A couple of days ago, I installed PC-BSD on the #1 PC, expecting it to recognize the pre-existing Windows there. It didn't. It wiped out the Windows and gave itself the whole drive. As long as it was there, I decided to play with it for a day or so. Then this morning, I got out the Windows 7 discs, chose the 64-bit one, and began installing Win-7 over all that other thing. I thought. Not so fast, Buster! It isn't that easy. Four times, that install disc went through all the right moves to do the install, and four times, it got to about 80% done, and then rebooted, and began again from the very beginning.

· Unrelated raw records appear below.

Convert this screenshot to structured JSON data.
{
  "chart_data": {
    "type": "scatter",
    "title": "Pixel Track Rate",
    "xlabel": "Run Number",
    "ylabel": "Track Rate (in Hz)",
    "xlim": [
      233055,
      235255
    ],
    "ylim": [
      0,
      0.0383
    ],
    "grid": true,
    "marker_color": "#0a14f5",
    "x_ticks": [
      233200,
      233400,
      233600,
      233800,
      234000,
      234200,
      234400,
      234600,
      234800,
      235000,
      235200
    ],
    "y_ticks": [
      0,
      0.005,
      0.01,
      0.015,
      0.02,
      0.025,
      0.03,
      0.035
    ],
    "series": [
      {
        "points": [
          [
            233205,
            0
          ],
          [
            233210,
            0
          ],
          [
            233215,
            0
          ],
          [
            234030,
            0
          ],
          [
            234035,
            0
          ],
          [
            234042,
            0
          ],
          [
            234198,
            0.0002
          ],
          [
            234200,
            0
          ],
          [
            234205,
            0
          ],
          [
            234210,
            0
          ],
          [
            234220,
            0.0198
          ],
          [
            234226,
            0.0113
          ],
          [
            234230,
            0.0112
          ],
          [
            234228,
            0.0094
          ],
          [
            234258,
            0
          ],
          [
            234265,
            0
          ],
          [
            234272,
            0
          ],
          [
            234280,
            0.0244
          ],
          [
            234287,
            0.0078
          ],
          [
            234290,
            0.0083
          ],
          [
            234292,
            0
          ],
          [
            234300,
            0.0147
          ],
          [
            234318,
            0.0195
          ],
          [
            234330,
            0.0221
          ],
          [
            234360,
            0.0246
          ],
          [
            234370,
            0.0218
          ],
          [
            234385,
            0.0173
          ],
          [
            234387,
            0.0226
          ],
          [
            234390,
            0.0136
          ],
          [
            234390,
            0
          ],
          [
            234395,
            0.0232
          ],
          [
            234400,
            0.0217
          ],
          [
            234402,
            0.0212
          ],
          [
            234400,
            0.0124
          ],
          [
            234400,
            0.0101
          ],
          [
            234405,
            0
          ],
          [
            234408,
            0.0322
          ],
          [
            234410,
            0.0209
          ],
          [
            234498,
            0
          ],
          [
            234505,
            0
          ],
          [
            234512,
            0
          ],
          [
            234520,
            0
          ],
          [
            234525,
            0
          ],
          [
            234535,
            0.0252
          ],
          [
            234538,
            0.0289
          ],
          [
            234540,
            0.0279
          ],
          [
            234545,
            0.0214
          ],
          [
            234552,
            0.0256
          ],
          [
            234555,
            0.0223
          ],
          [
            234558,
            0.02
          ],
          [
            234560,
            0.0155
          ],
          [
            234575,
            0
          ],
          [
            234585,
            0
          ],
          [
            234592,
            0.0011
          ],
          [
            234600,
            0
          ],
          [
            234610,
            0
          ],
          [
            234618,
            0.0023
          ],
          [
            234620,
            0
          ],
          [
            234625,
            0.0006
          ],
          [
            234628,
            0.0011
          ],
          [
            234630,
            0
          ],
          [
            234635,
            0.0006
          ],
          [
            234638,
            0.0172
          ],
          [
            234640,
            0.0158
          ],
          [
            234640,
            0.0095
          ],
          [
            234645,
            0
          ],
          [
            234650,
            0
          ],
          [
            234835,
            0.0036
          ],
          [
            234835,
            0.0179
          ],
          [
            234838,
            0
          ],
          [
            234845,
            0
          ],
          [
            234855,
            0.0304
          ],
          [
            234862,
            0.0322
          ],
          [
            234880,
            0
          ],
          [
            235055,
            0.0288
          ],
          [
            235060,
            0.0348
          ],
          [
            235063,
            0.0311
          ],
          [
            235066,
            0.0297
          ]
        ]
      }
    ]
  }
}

I'm a patient guy, but I tire easily at my age, so the fifth time it got to 80%, where it barfed before, I quietly removed the install disc, reset the boot loader to boot normally, and then sat back to see what would happen. I should have done that two hours previously. It continued on without the disc in the drive, finished the install, connected me to the Internet, let me activate the key codes, and begin the long and tedious updating process, which continues as I write this - seven hours since beginning all that.
And that, Dear Reader, is why we sometimes get just a little annoyed at Mighty Microsoft. It seems to some of us that they've been in the business long enough now to get it right the first time, without requiring me to kick-start it to keep it going. I don't have that trouble with Linux. It just works. There's a moral there somewhere, if we look for it.